Warning: Theresa May and Airbus chief Tom Enders at Farnborough Air Show

Warning: Theresa May and Airbus chief Tom Enders at Farnborough Air Show

Warning: Theresa May and Airbus chief Tom Enders at Farnborough Air Show

At Farnborough International Airshow last week, Airbus – which employs 15,000 people in the UK – renewed warnings that it might reduce its operations in Britain.

Summers believes Brexit uncertainty has led to a ‘hiatus’, with big firms pausing on UK investment – and that this is having a knock-on effect down the supply chain.

He added: ‘If they’re not investing, my confidence in investing is greatly reduced.’

Other aerospace firms share Airbus’s fears about losing ‘frictionless trade’ with the EU, though many are reluctant to speak out.

They are worried too about UK firms being barred from working on the EU’s Galileo satellite navigation system. Products made by British-based firms are also at risk of losing recognition under the European Aviation Safety Agency, which certifies they are environmentally sound and not dangerous.

A withdrawal by Airbus would have a major knock-on effect for the industry as a whole.

‘There is a symbiotic relationship between companies when they’re working at the very top of engineering – the more firms you have in a cluster, the better overall,’ said Peter Ruddock, UK boss of US aerospace giant Lockheed Martin.

He declined to comment on Airbus specifically, but said Lockheed – an employer of 2,000 in the UK – is ‘optimistic’.

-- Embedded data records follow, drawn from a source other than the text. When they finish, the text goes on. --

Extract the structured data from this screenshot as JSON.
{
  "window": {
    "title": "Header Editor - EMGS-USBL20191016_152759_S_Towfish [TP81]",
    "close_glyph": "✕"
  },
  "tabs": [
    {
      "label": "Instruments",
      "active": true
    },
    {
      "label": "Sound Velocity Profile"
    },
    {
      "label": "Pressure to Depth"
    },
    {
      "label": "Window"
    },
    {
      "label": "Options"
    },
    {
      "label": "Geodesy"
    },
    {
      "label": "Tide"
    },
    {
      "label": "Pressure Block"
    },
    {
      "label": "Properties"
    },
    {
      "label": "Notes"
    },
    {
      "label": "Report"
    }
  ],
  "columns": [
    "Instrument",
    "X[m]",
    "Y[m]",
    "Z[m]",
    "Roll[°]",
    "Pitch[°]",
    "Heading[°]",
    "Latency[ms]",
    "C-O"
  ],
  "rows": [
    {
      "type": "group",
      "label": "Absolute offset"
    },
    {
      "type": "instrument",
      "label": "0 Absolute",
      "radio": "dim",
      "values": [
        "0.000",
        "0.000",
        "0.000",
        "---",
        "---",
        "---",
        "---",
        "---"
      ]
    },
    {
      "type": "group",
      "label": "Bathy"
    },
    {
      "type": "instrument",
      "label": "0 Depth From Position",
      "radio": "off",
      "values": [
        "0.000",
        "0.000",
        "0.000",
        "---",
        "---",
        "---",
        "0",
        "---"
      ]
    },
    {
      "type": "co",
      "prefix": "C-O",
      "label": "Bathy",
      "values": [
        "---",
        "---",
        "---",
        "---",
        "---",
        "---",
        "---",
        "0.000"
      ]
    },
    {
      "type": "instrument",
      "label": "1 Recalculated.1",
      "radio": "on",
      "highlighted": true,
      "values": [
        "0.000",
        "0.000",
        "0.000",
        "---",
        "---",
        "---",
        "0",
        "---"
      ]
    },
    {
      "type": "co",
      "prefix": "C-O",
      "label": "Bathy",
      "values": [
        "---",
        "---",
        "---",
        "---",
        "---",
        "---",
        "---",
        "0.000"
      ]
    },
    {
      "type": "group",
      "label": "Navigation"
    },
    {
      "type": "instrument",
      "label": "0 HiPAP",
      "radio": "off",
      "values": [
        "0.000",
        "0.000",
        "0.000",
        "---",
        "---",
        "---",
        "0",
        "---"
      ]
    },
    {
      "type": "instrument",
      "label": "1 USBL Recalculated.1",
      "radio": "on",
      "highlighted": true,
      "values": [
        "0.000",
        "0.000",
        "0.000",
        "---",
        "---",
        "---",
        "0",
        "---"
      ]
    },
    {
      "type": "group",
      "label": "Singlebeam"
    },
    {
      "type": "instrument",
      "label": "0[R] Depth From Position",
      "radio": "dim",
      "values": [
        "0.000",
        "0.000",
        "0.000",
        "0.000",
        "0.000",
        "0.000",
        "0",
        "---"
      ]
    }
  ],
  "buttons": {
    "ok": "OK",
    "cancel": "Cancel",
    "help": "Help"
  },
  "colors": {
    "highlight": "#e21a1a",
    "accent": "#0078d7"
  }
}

Boeing, another US giant that employs 2,000 in this country, has also attempted to stay out of the UK public debate. European boss Sir Michael Arthur said: ‘We in private tell [the government] what we need, they tell us what we need to hear, or they’re reassuring.

‘What is important to the whole aerospace industry is that parts in the supply chain move across the borders all the time.

‘So the whole industry wants to see a solution with relatively easy, free, frictionless trade.’